According to Woodhouse these developments have not been welcomed by the proponents of the new public management model of administration, who, broadly speaking, prefer internal administrative review procedures to external judicial review. Indeed, sometimes judicial decisions have produced outrage, especially when "interventionist" judges are European rather than British. Probably the most notable example was the split decision (10-9) of the European Court of Human Rights holding that the killing of three suspected terrorists in Gibraltar by British special forces in March 1988 was a violation of the right to life guaranteed by the European Convention. This provoked Michael Haseltine, then the Deputy Prime Minister, to call the decision "ludicrous" and the Government of the day to leak the hint that the U.K might refuse to renew to right of individual petition to the European Court of Human Rights in Strasbourg. Equally irritating to British officialdom was the 1995 report of the United Nations Human Rights Committee, which concluded that the U.K.’s legal systems "does not ensure fully that an effective remedy is provided for all the victims of violations of rights" contained in the Covenant on Civil and Political Rights. In Chapter 6 Woodhouse reviews and details several conflicts between executive/administrative authorities and judges, both within the British system and with European institutions. The inherent conflict she finds is that judges are ultimately concerned with whether certain fundamental values or ideals are observed by government, rather than with issues of economy and efficiency, as is the executive side. Once again we see the pertinency of the two models of administration, and the "new public management" model of administration is the culprit that raises economy and efficiency above fundamental values.

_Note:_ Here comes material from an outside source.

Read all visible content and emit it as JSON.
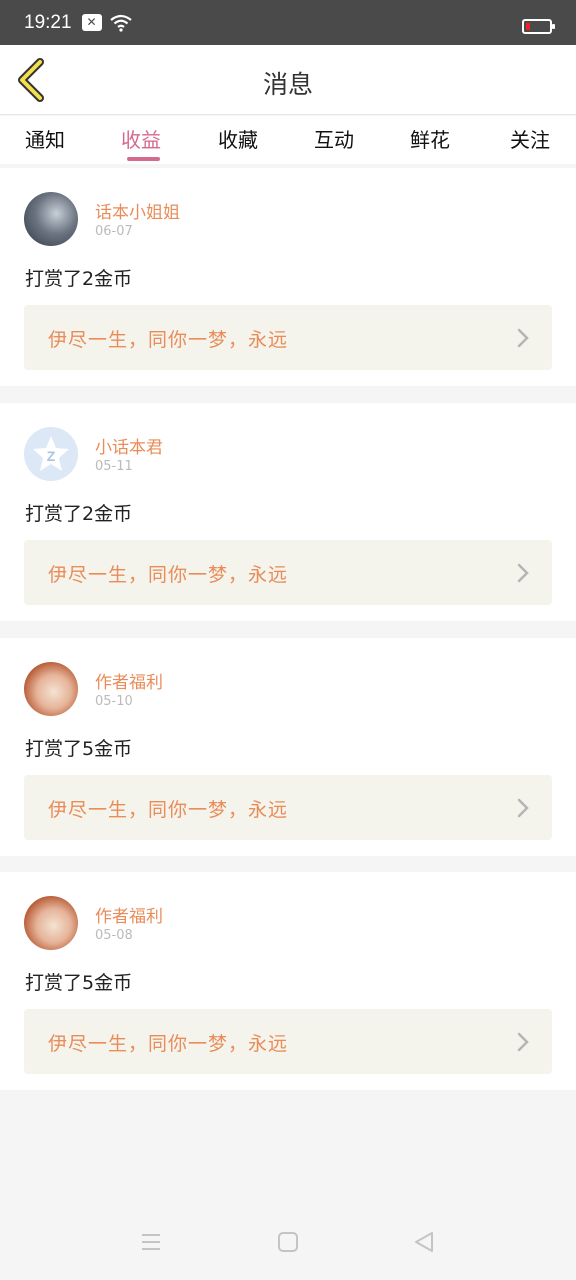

Part III of the book contains a diversion that is not very well-integrated into the balance of the book. Woodhouse devotes one chapter to the development of administrative law reforms and case law in Australia on principles of good administration. Her eventual goal is the specification of appropriate principles of administrative practice and procedure, a subject that may be of less interest to public law scholars. However, Woodhouse is troubled by the absence of a comprehensive code that would detail the principles of good administration. Such principles could be enforced either internally by administrative boards or externally through judicial review. She briefly reviews several draft statements of principles and comes down strongly for a code that would "make the principles of good administration explicit and provide a baseline for administrators and judges" (p. 232).

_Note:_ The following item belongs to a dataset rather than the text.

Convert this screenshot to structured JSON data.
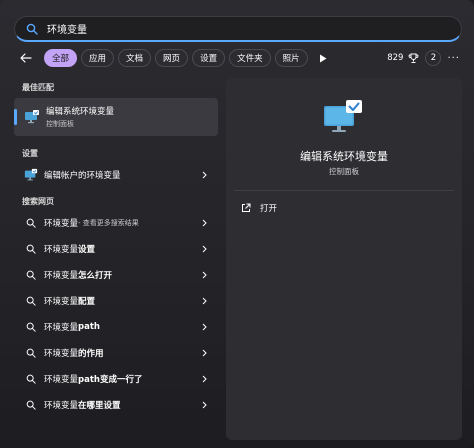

The principal limitation of the book is its failure to review in detail and to take into account the considerable administrative discretion that still is largely not reviewable by U.K. courts. One example, broadly known as the "Wednesbury principle:" a decision of a minister of state who exercises discretionary power can be overturned by a U.K. judge only if the judge reaches the conclusion that no reasonable minister could have made such a decision. By carefully prefacing a decision with (usually unreviewable) pertinent findings, a clever and careful minister of state often thus can avoid accountability through judicial review. Excessive deference of judges to administrators is one of the reasons why the UN Human Rights Committee has concluded that victims of rights violations often have no effective remedy under UK law.

Overall, this book offers good value for pubic law scholars for Part II alone, and it is well worth reading in its entirety.
 

REFERENCES

ASSOCIATED PROVINCIAL PICTURE HOUSES, LTD. v. WEDNESBURY CORPORATION, [1947] 1 All E.R. 498 (King’s Bench), affirmed, [1947] 2 All E.R. 680 (Court of Appeal).

Tate, C. Neal and Torbjorn Vallinder (eds.). 1995. THE GLOBAL EXPANSION OF JUDICIAL POWER. New York: New York University Press.